Page 172 of Good Girl, Bad Blood

‘It’s OK,’ she said, pushing the hair back from her eyes, a smear of wet blood on her forehead. ‘It’s going to be OK. Help will come.’

She ripped off the other sleeve, bunched it up and held it to the gushing wound in his neck. But there were six holes in Stanley, and she only had two hands.

He blinked slowly, his eyes slipping shut.

‘Hey,’ she said, grabbing his face. His eyes snapped open again. ‘Stanley stay with me, keep talking to me.’

‘It’s OK, Pip,’ he croaked as she tore more strips of fabric from her jacket, balling them up and stuffing them against the other wounds. ‘This was always going to happen. I deserve it.’

‘No, you don’t,’ she said, pressing her hands against the hole in his chest and the hole in his neck. She could feel the pulses of blood pushing against her.

‘Jack Brunswick,’ he said quietly, eyes circling hers.

‘What?’ Pip said, pushing down as hard as she could, his blood pooling out in the webs of her fingers.

‘It was Jack, that was my name,’ he said, with a heavy, slow blink. ‘Jack Brunswick. And then I was David Knight. Then Stanley Forbes.’ He swallowed.

‘That’s good, keep talking to me,’ Pip said. ‘Which name did you like best?’

‘Stanley.’ He smiled weakly. ‘Silly name, and he wasn’t much, he wasn’t always good, but he was the best of them. He was trying.’ There was a crackling sound from his throat; Pip felt it in her fingers. ‘I’m still his son, though, whatever my name is. Still that boy that did those things. Still rotten.’

‘No you aren’t,’ Pip said. ‘You’re better than him. You are better.’

‘Pip . . .’

And as she looked at him, a shadow crossed over his face, a darkness from above, something smothering the light of the torch. Pip glanced up and that was when she smelled it too. Smoke. Rolling black smoke creeping out across the ceiling.

Now she could hear them too. The flames.

‘He set it on fire,’ she said to herself, her stomach falling away from her as she watched the smoke pour in from the hallway across from where the kitchen must be. And she knew, knew it would only be minutes until the whole house went up.

‘I need to get you out of here,’ she said.

Stanley blinked silently up at her.

‘Come on.’ Pip let go of him, pushing up to her feet. She slipped in the blood at his side, staggering over his legs. She bent down and picked up his feet, pulling him, dragging him.

Holding his shoes up by her hips, she twisted round, front-facing so she could see where they were going, dragging Stanley behind her, her grip on his ankles, trying not to look at the trail of red following behind him.

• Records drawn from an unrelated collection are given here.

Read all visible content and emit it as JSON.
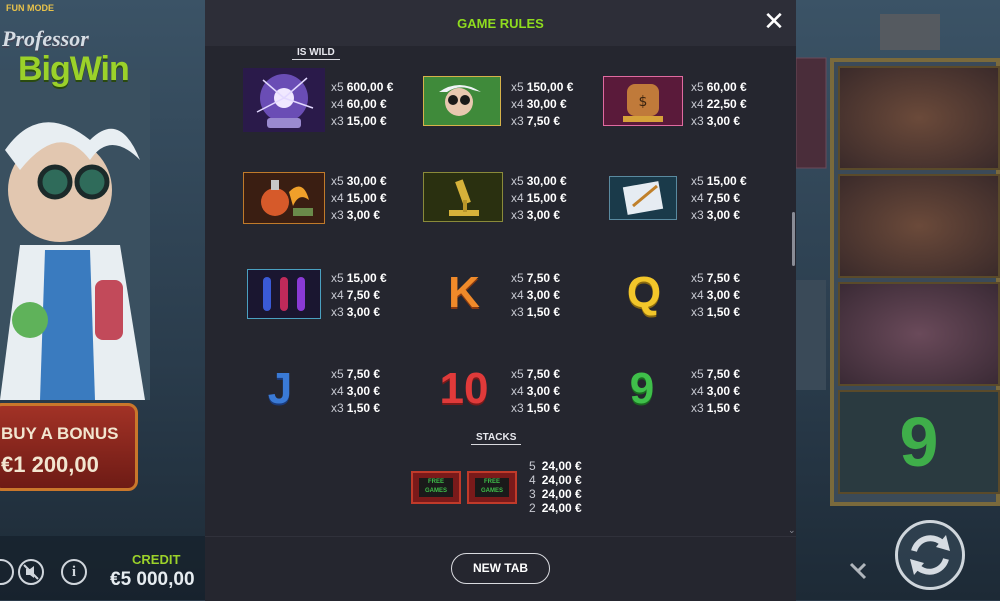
{
  "game": {
    "mode_label": "FUN MODE",
    "logo_line1": "Professor",
    "logo_line2": "BigWin",
    "bonus": {
      "label": "BUY A BONUS",
      "price": "€1 200,00"
    },
    "credit": {
      "label": "CREDIT",
      "value": "€5 000,00"
    }
  },
  "modal": {
    "title": "GAME RULES",
    "close_icon": "close-icon",
    "footer_button": "NEW TAB",
    "wild_tag": "IS WILD",
    "stacks_tag": "STACKS"
  },
  "paytable": [
    {
      "symbol": "plasma-ball",
      "pays": [
        {
          "m": "x5",
          "v": "600,00 €"
        },
        {
          "m": "x4",
          "v": "60,00 €"
        },
        {
          "m": "x3",
          "v": "15,00 €"
        }
      ]
    },
    {
      "symbol": "professor",
      "pays": [
        {
          "m": "x5",
          "v": "150,00 €"
        },
        {
          "m": "x4",
          "v": "30,00 €"
        },
        {
          "m": "x3",
          "v": "7,50 €"
        }
      ]
    },
    {
      "symbol": "money-jar",
      "pays": [
        {
          "m": "x5",
          "v": "60,00 €"
        },
        {
          "m": "x4",
          "v": "22,50 €"
        },
        {
          "m": "x3",
          "v": "3,00 €"
        }
      ]
    },
    {
      "symbol": "potion-flask",
      "pays": [
        {
          "m": "x5",
          "v": "30,00 €"
        },
        {
          "m": "x4",
          "v": "15,00 €"
        },
        {
          "m": "x3",
          "v": "3,00 €"
        }
      ]
    },
    {
      "symbol": "microscope",
      "pays": [
        {
          "m": "x5",
          "v": "30,00 €"
        },
        {
          "m": "x4",
          "v": "15,00 €"
        },
        {
          "m": "x3",
          "v": "3,00 €"
        }
      ]
    },
    {
      "symbol": "notepad",
      "pays": [
        {
          "m": "x5",
          "v": "15,00 €"
        },
        {
          "m": "x4",
          "v": "7,50 €"
        },
        {
          "m": "x3",
          "v": "3,00 €"
        }
      ]
    },
    {
      "symbol": "test-tubes",
      "pays": [
        {
          "m": "x5",
          "v": "15,00 €"
        },
        {
          "m": "x4",
          "v": "7,50 €"
        },
        {
          "m": "x3",
          "v": "3,00 €"
        }
      ]
    },
    {
      "symbol": "K",
      "pays": [
        {
          "m": "x5",
          "v": "7,50 €"
        },
        {
          "m": "x4",
          "v": "3,00 €"
        },
        {
          "m": "x3",
          "v": "1,50 €"
        }
      ]
    },
    {
      "symbol": "Q",
      "pays": [
        {
          "m": "x5",
          "v": "7,50 €"
        },
        {
          "m": "x4",
          "v": "3,00 €"
        },
        {
          "m": "x3",
          "v": "1,50 €"
        }
      ]
    },
    {
      "symbol": "J",
      "pays": [
        {
          "m": "x5",
          "v": "7,50 €"
        },
        {
          "m": "x4",
          "v": "3,00 €"
        },
        {
          "m": "x3",
          "v": "1,50 €"
        }
      ]
    },
    {
      "symbol": "10",
      "pays": [
        {
          "m": "x5",
          "v": "7,50 €"
        },
        {
          "m": "x4",
          "v": "3,00 €"
        },
        {
          "m": "x3",
          "v": "1,50 €"
        }
      ]
    },
    {
      "symbol": "9",
      "pays": [
        {
          "m": "x5",
          "v": "7,50 €"
        },
        {
          "m": "x4",
          "v": "3,00 €"
        },
        {
          "m": "x3",
          "v": "1,50 €"
        }
      ]
    }
  ],
  "card_letters": {
    "k": "K",
    "q": "Q",
    "j": "J",
    "ten": "10",
    "nine": "9"
  },
  "stacks": {
    "badge_text": "FREE GAMES",
    "rows": [
      {
        "m": "5",
        "v": "24,00 €"
      },
      {
        "m": "4",
        "v": "24,00 €"
      },
      {
        "m": "3",
        "v": "24,00 €"
      },
      {
        "m": "2",
        "v": "24,00 €"
      }
    ]
  },
  "colors": {
    "accent": "#8fdc1e",
    "panel": "#25262f",
    "header": "#2d2e38"
  }
}
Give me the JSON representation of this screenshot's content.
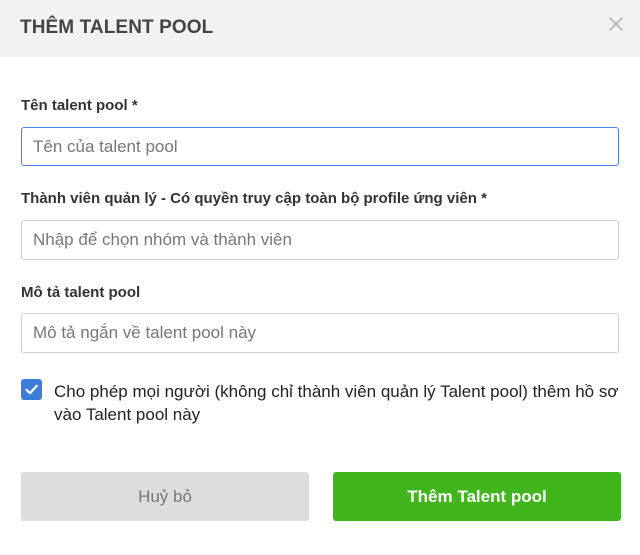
{
  "header": {
    "title": "THÊM TALENT POOL"
  },
  "form": {
    "name": {
      "label": "Tên talent pool *",
      "placeholder": "Tên của talent pool",
      "value": ""
    },
    "managers": {
      "label": "Thành viên quản lý - Có quyền truy cập toàn bộ profile ứng viên *",
      "placeholder": "Nhập để chọn nhóm và thành viên",
      "value": ""
    },
    "description": {
      "label": "Mô tả talent pool",
      "placeholder": "Mô tả ngắn về talent pool này",
      "value": ""
    },
    "allow_everyone": {
      "checked": true,
      "label": "Cho phép mọi người (không chỉ thành viên quản lý Talent pool) thêm hồ sơ vào Talent pool này"
    }
  },
  "footer": {
    "cancel_label": "Huỷ bỏ",
    "submit_label": "Thêm Talent pool"
  },
  "colors": {
    "header_bg": "#f2f2f2",
    "accent_blue": "#3b7dd8",
    "submit_green": "#40b51c",
    "cancel_gray": "#dddddd"
  },
  "icons": {
    "close": "close-icon",
    "check": "checkmark-icon"
  }
}
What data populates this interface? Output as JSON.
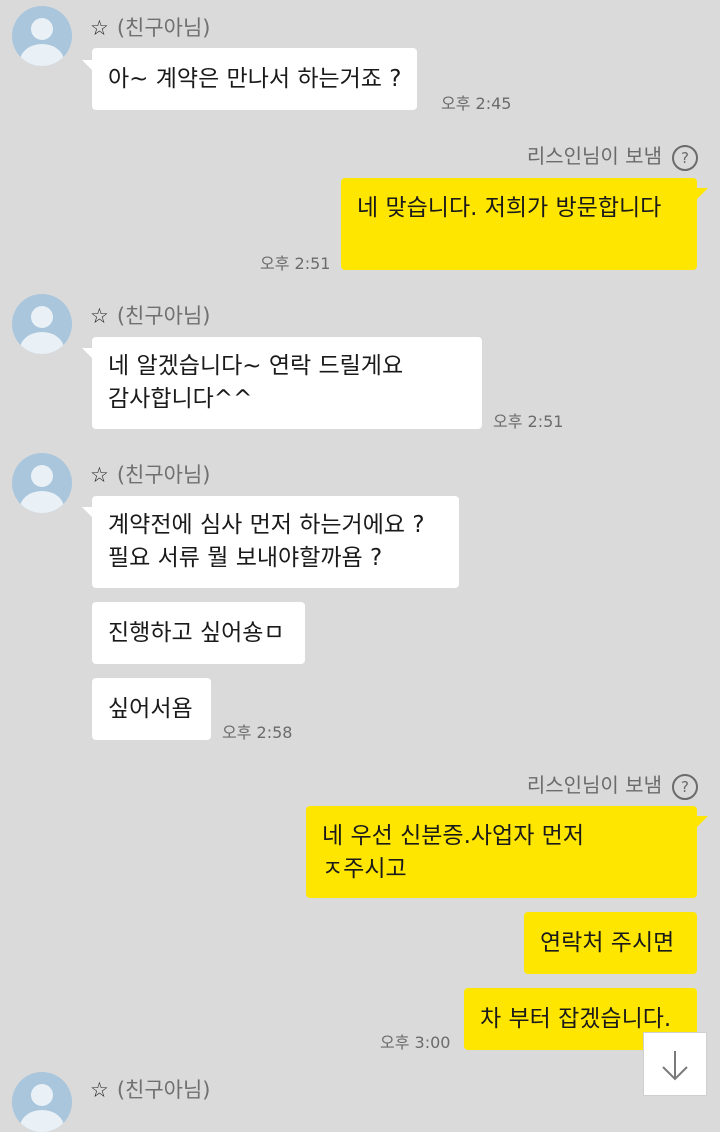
{
  "messages": [
    {
      "sender": "(친구아님)",
      "lines": [
        "아~ 계약은 만나서 하는거죠 ?"
      ],
      "time": "오후 2:45"
    },
    {
      "sent_label": "리스인님이 보냄",
      "lines": [
        "네 맞습니다. 저희가 방문합니다"
      ],
      "time": "오후 2:51"
    },
    {
      "sender": "(친구아님)",
      "lines": [
        "네 알겠습니다~ 연락 드릴게요",
        "감사합니다^^"
      ],
      "time": "오후 2:51"
    },
    {
      "sender": "(친구아님)",
      "bubbles": [
        [
          "계약전에 심사 먼저 하는거에요 ?",
          "필요 서류 뭘 보내야할까욤 ?"
        ],
        [
          "진행하고 싶어숑ㅁ"
        ],
        [
          "싶어서욤"
        ]
      ],
      "time": "오후 2:58"
    },
    {
      "sent_label": "리스인님이 보냄",
      "bubbles": [
        [
          "네 우선 신분증.사업자 먼저",
          "ㅈ주시고"
        ],
        [
          "연락처 주시면"
        ],
        [
          "차 부터 잡겠습니다."
        ]
      ],
      "time": "오후 3:00"
    },
    {
      "sender": "(친구아님)"
    }
  ],
  "icons": {
    "star": "star-outline-icon",
    "help": "question-circle-icon",
    "scroll": "arrow-down-icon"
  },
  "glyphs": {
    "star": "☆",
    "help": "?",
    "arrow": "↓"
  },
  "colors": {
    "background": "#dadada",
    "my_bubble": "#ffe600",
    "their_bubble": "#ffffff"
  }
}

Out in the corridor, and the room off to the right was filled with fire: an angry, roaring vortex up every wall and across the floor, spilling through the open doorway into the narrow hall. Flames were licking along on the old, peeling wallpaper. And above her head, the exposed insulation in the ceiling was burning, dropping ash down on them.

The smoke was getting lower and darker. Pip coughed, breathing it in. And the world started spinning around her.

‘It’s going to be OK, Stanley,’ she called over her shoulder, ducking her head down, out of the smoke. ‘I’ll get you out.’

It was harder dragging him, out here on the carpet. But she dug in her heels and she pulled as hard as she could. The fire was growing on the wall beside her – hot, too hot – and it felt like her skin was blistering and her eyes were burning. She turned her face away from it and pulled.

‘It’s OK, Stanley!’ She had to scream over the flames now.

Pip coughed with every breath. But she didn’t let go of him. She held on and she pulled. And when she reached the threshold, she sucked the clean, cold outside air into her lungs, dragging Stanley out on to the grass, just as the carpet behind them started to catch.

‘We’re out, Stanley,’ Pip said, dragging him further through the unkempt grass, away from the burning house. She bent and laid his feet gently down, turning her eyes back to the fire. Smoke was billowing out of the holes where the upstairs windows once were, blocking out the stars.

She coughed again and looked down at Stanley. The wet blood glistened in the light from the flames, and he wasn’t moving. His eyes were closed.

‘Stanley!’ She crashed down beside him, grabbing his face again. But this time his eyes didn’t open. ‘Stanley!’ Pip lowered her ear to his nose, listening for his breath. It wasn’t there. She placed her fingers on his neck, just above the gaping hole. Nothing. No pulse.

‘No Stanley, please no.’ Pip settled on her knees, placing the heel of her hand in the middle of his chest, right beside one of the holes. She covered her hand with the other, leaned up and started to push down. Hard.